We were sad to learn that Professor Anna K. Nelson, a tenacious and effective advocate for improved public access to national security records, passed away last month.
For decades, Prof. Nelson argued for improved declassification practices in almost every venue imaginable, from congressional hearings to the most obscure and transient advisory bodies. As a professor of history at American University, she insisted that government records were public property and that access to such records was one of the foundations of good citizenship.
Among many other posts, she served as a presidentially-appointed member of the JFK Assassination Records Review Board, which was tasked to oversee the declassification of records concerning the assassination of President Kennedy. Because of the perseverance of Dr. Nelson and her colleagues, that Board was uniquely productive in overcoming longstanding barriers to declassification, particularly those pertaining to intelligence agency records.
Nevertheless, she was habitually pessimistic about the prospects for meaningful secrecy reform.
“Given past performance, it is highly unrealistic to assume that agencies, particularly Defense and the CIA, will be completely forthcoming or that the Archives will ever question agency decisions,” she wrote in a 2000 letter to Congress. “Agency declassification of selected, heavily redacted records will not serve the public interest. It will only breed more suspicion.”
Prof. Nelson also spoke out in defense of robust investigative reporting on national security matters. In 2008, for example, she submitted a declaration of behalf of New York Times reporter James Risen, arguing that a grand jury subpoena against him in the pending leak case against former CIA officer Jeffrey Sterling should be quashed.
“If Mr. Risen and other investigative journalists are unable to report effectively on matters of intelligence, the historical record will be incomplete, if not erroneous,” Dr. Nelson wrote.

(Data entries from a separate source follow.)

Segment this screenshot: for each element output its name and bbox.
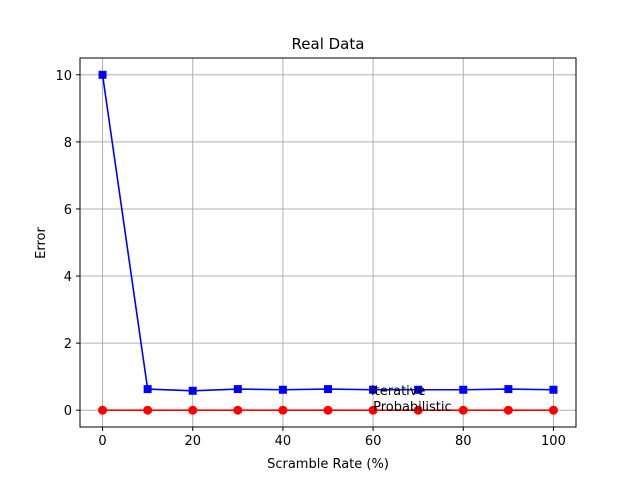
data-point-iterative [369,385,378,394]
x-axis-label: Scramble Rate (%) [267,457,389,472]
data-point-probabilistic [368,405,378,415]
data-point-iterative [278,385,287,394]
x-tick-label: 60 [365,434,382,449]
data-point-probabilistic [98,405,108,415]
x-tick-label: 20 [184,434,201,449]
data-point-iterative [324,385,332,394]
y-tick-label: 4 [64,270,72,285]
x-tick-label: 100 [541,434,566,449]
data-point-probabilistic [413,405,423,415]
data-point-iterative [504,385,513,394]
ticks: 0 20 40 60 80 100 0 2 4 6 8 10 [55,69,565,449]
y-axis-label: Error [34,227,49,259]
data-point-probabilistic [323,405,333,415]
annotation-label: Probabilistic [373,400,452,415]
data-point-iterative [188,386,197,395]
y-tick-label: 10 [55,69,72,84]
data-point-probabilistic [188,405,198,415]
data-point-probabilistic [143,405,153,415]
y-tick-label: 2 [64,337,72,352]
x-tick-label: 80 [455,434,472,449]
y-tick-label: 8 [64,136,72,151]
series-layer [98,70,558,415]
data-point-probabilistic [503,405,513,415]
chart-title: Real Data [292,35,365,53]
data-point-probabilistic [233,405,243,415]
x-tick-label: 0 [98,434,106,449]
data-point-iterative [414,385,423,394]
y-tick-label: 6 [64,203,72,218]
data-point-probabilistic [458,405,468,415]
x-tick-label: 40 [275,434,292,449]
data-point-iterative [459,385,468,394]
data-point-probabilistic [278,405,288,415]
data-point-iterative [549,385,558,394]
data-point-iterative [98,70,107,79]
annotation-label: Iterative [371,384,426,399]
data-point-iterative [143,385,152,394]
plot-frame [79,57,577,428]
y-tick-label: 0 [64,404,72,419]
data-point-probabilistic [548,405,558,415]
data-point-iterative [233,385,242,394]
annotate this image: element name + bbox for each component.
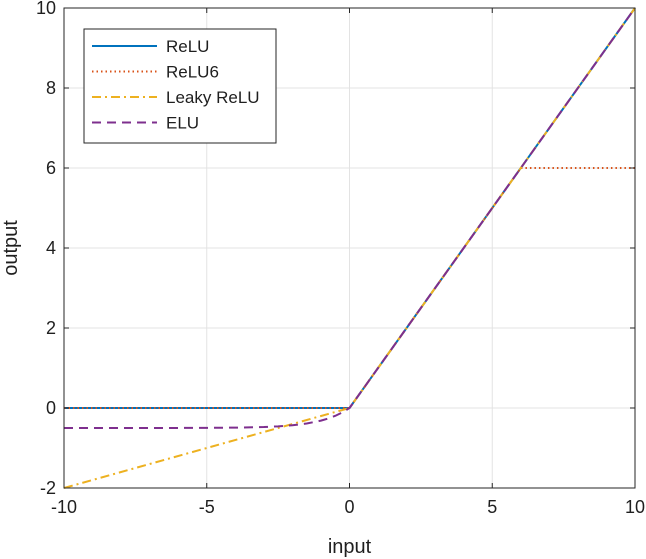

“Although our own books and articles are stuffed with footnotes, we historians understand that investigative journalists, as observers of the present, must protect their sources. If they do not, the American people will never learn about corruption, incompetence, excessive government secrecy, flaws in homeland security, or disastrous decisions made by policy makers who are advised by their intelligence chiefs,” she wrote. “We must depend upon journalists and journalists must be permitted to depend upon confidential sources.”